Gary E. Seeton was born in Denver, CO, in April 1949. He received the Ph.D. degree in interdisciplinary engineering from Texas A&M University, College Station, in 2003. He is currently with the Safety Engineering Office of Texas A&M Univeristy. He has worked in industry as a Health Physicist and as the Director of Technology for both a laser manufacturer and an instrument R&D firm. He has done research for and developed instrumentation for various labs in material science, electrical engineering, and safety engineering.

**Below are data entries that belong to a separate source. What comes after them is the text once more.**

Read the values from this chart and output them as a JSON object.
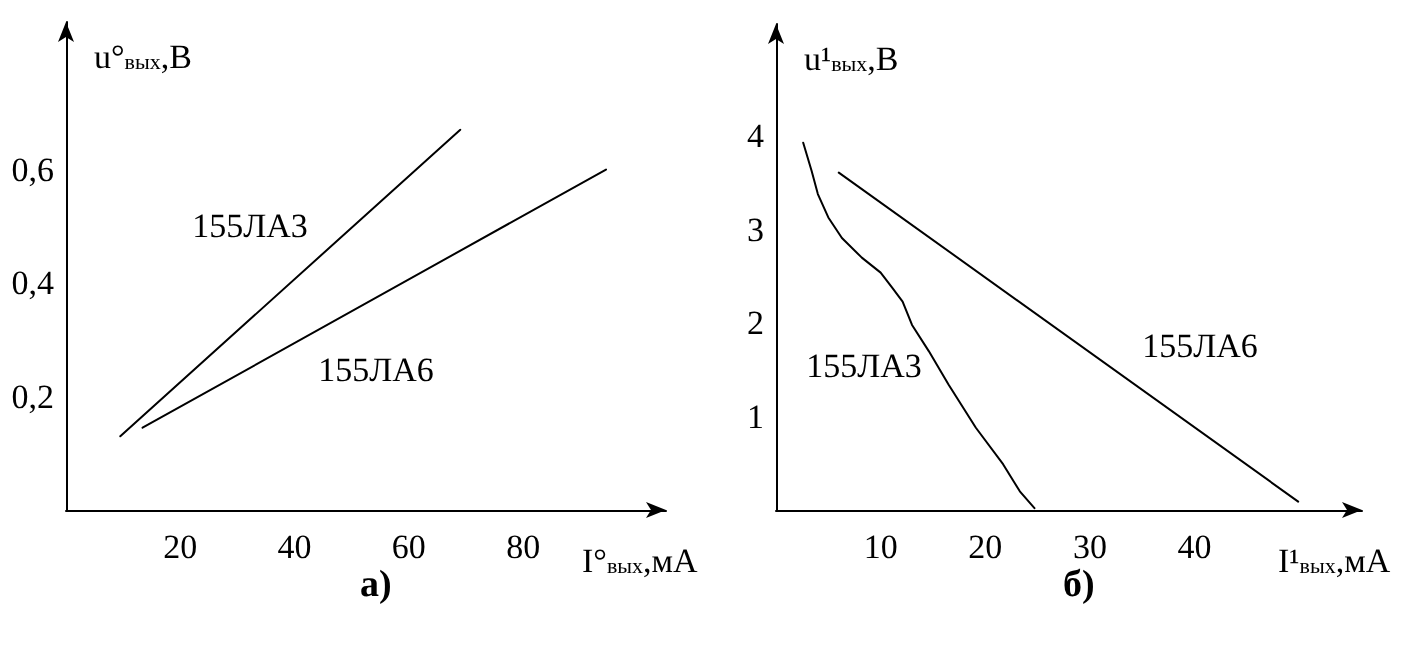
{
  "chart_data": [
    {
      "type": "line",
      "title": "а)",
      "xlabel": "I°$_{вых}$,мА",
      "ylabel": "u°$_{вых}$,В",
      "xlim": [
        0,
        105
      ],
      "ylim": [
        0,
        0.86
      ],
      "xticks": [
        20,
        40,
        60,
        80
      ],
      "yticks": [
        {
          "value": 0.2,
          "label": "0,2"
        },
        {
          "value": 0.4,
          "label": "0,4"
        },
        {
          "value": 0.6,
          "label": "0,6"
        }
      ],
      "grid": false,
      "marker": "none",
      "line_style": "solid",
      "series": [
        {
          "name": "155ЛА3",
          "color": "#000000",
          "x": [
            9.5,
            69
          ],
          "values": [
            0.13,
            0.67
          ]
        },
        {
          "name": "155ЛА6",
          "color": "#000000",
          "x": [
            13.4,
            94.5
          ],
          "values": [
            0.145,
            0.6
          ]
        }
      ]
    },
    {
      "type": "line",
      "title": "б)",
      "xlabel": "I¹$_{вых}$,мА",
      "ylabel": "u¹$_{вых}$,В",
      "xlim": [
        0,
        56
      ],
      "ylim": [
        0,
        5.2
      ],
      "xticks": [
        10,
        20,
        30,
        40
      ],
      "yticks": [
        1,
        2,
        3,
        4
      ],
      "grid": false,
      "marker": "none",
      "line_style": "solid",
      "series": [
        {
          "name": "155ЛА3",
          "color": "#000000",
          "x": [
            2.6,
            3.4,
            4.0,
            5.0,
            6.3,
            8.2,
            10.0,
            11.1,
            12.1,
            13.0,
            14.6,
            16.5,
            19.1,
            21.7,
            23.3,
            24.7
          ],
          "values": [
            3.93,
            3.63,
            3.38,
            3.13,
            2.91,
            2.7,
            2.54,
            2.38,
            2.23,
            1.98,
            1.7,
            1.34,
            0.88,
            0.49,
            0.2,
            0.02
          ]
        },
        {
          "name": "155ЛА6",
          "color": "#000000",
          "x": [
            6.0,
            49.9
          ],
          "values": [
            3.61,
            0.09
          ]
        }
      ]
    }
  ]
}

Yingfeng Li (SM’03) received the Ph.D. degree in electrical engineering from Texas A&M University, College Station, in 1998. He is currently a Visiting Research Scientist at the Department of Electrical Engineering, Texas A&M University. He was with Applied Materials, Inc., and Advanced Micro Devices, Inc., from 1995 to 2003, as Electrical Engineer and Independent Contractor, respectively. He has published 19 papers in the area of fluctuation-enhanced sensing, semiconductor wafer fabrication, signal processing, and laser spectroscopy analysis. His current interests include fluctuation-enhanced sensing, wafer fabrication, and signal processing using neural network techniques. Dr. Li is a Registered Professional Engineer of Texas.

Laszlo B. Kish (formerly Kiss) received the doctoral degree in solid state physics at the University of Szeged, Szeged, Hungary, in 1984. He is currently an Associate Professor and Director of the Fluctuation and Noise Exploitation Laboratory, Department of Electrical Engineering, Texas A&M University, College Station. He is interested in a wide range of research topics related to noise, including condensed matters, complex systems, devices, nanosystems, and biosystems. Dr. Kish is Editor-in-Chief of Fluctuation and Noise Letters. He is the founder of the conference series “Unsolved Problems of Noise” (1996, Szeged, Hungary; 1999, Adelaide, Australia; 2002, Washington, DC). He is the Founder and the Chair of the SPIE symposium series “Fluctuations and Noise” (2003, Santa Fe, NM; 2004, Canary Islands, Spain; 2005, Austin, Texas). The Swedish Royal Society of Science awarded him the 2001 Benzelius Prize for his activities in the field of chemical sensing.